Titelteam Stuttgarter Zeitung: Martin Gerstner (ges)

Winfried Kretschmanndpa 2010plus - Dass der Südwesten irgendwann sein eigenes Antlitz konstruiert, war zwangsläufig. Dieses Gesicht ist kantig wie die Zinnen von Schloss Hohenzollern, zerfurcht wie die jahrelang vernachlässigten Kreisstraßen, bärbeißig-verschmitzt wie ein Liftbetreiber auf der Alb, vergeistigt wie ein Tübinger Philosophiedozent ohne Festanstellung und unergründlich wie die Quelle des Blautopfs.

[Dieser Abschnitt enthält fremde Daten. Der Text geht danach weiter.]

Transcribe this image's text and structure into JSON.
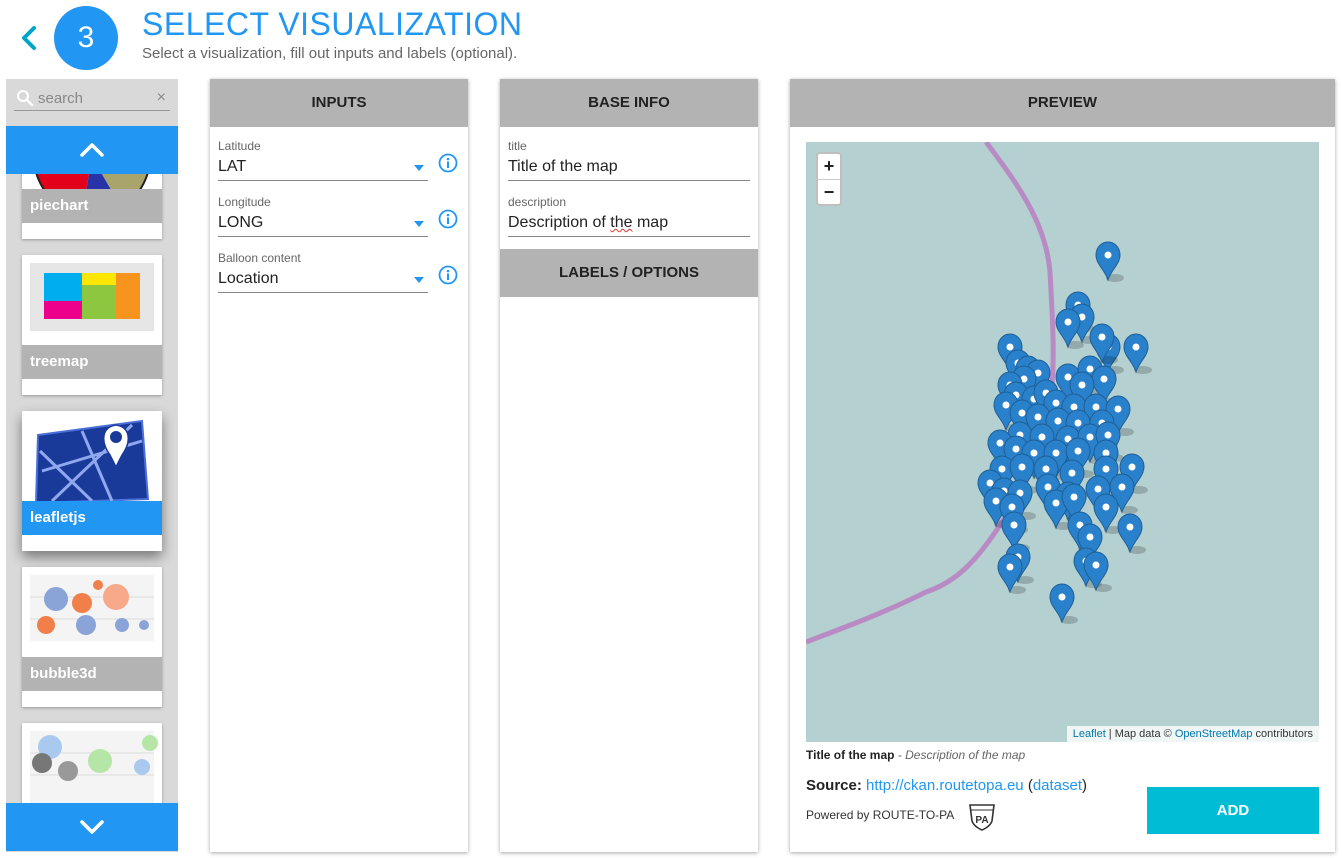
{
  "header": {
    "step": "3",
    "title": "SELECT VISUALIZATION",
    "subtitle": "Select a visualization, fill out inputs and labels (optional)."
  },
  "sidebar": {
    "search_placeholder": "search",
    "clear_symbol": "×",
    "items": [
      {
        "label": "piechart"
      },
      {
        "label": "treemap"
      },
      {
        "label": "leafletjs",
        "selected": true
      },
      {
        "label": "bubble3d"
      },
      {
        "label": ""
      }
    ]
  },
  "inputs": {
    "header": "INPUTS",
    "fields": [
      {
        "label": "Latitude",
        "value": "LAT"
      },
      {
        "label": "Longitude",
        "value": "LONG"
      },
      {
        "label": "Balloon content",
        "value": "Location"
      }
    ]
  },
  "base_info": {
    "header": "BASE INFO",
    "title_label": "title",
    "title_value": "Title of the map",
    "description_label": "description",
    "description_prefix": "Description of ",
    "description_spell": "the",
    "description_suffix": " map",
    "labels_header": "LABELS / OPTIONS"
  },
  "preview": {
    "header": "PREVIEW",
    "zoom_in": "+",
    "zoom_out": "−",
    "attribution_leaflet": "Leaflet",
    "attribution_mid": " | Map data © ",
    "attribution_osm": "OpenStreetMap",
    "attribution_end": " contributors",
    "caption_title": "Title of the map",
    "caption_sep": " - ",
    "caption_desc": "Description of the map",
    "source_label": "Source:",
    "source_url": "http://ckan.routetopa.eu",
    "source_open": " (",
    "source_link": "dataset",
    "source_close": ")",
    "powered_by": "Powered by ROUTE-TO-PA",
    "add_label": "ADD"
  },
  "colors": {
    "primary": "#2196f3",
    "add_button": "#00bcd4",
    "panel_header": "#b3b3b3",
    "map_water": "#b5d0d0",
    "map_road": "#b98bc4",
    "marker": "#2a81cb"
  }
}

Der so entworfene Kretschmann erlebte seine Markteinführung 2011, als sich im ganzen Land Umweltschützer, Wertkonservative und grün-vegane Metropolmenschen zu einer Bewegung des traditionsbewussten Modernismus zusammenfanden. Hinter dem Kretschmann konnten sich alle versammeln, denn er verkörpert die Vielgestaltigkeit des Südwestens wie kein anderer. Im Dienstwagen wirkt er wie jemand, der Angst hat, die Sitze zu verkrümeln. In Debatten wirft er so leichthändig ein Hannah-Arendt-Zitat ein, wie die schwäbische Hausfrau Flädle in die Brühe. Er ist in der Lage, einen Krötentunnel mit derselben pastoralen Noblesse zu eröffnen wie ein Forschungszentrum für Kybernetik. In Ausdauer und Leidensfähigkeit gleicht er einem Dieselmotor. Viele Baden-Württemberger haben vor nichts mehr Angst als vor dem irgendwann anstehenden Modellwechsel.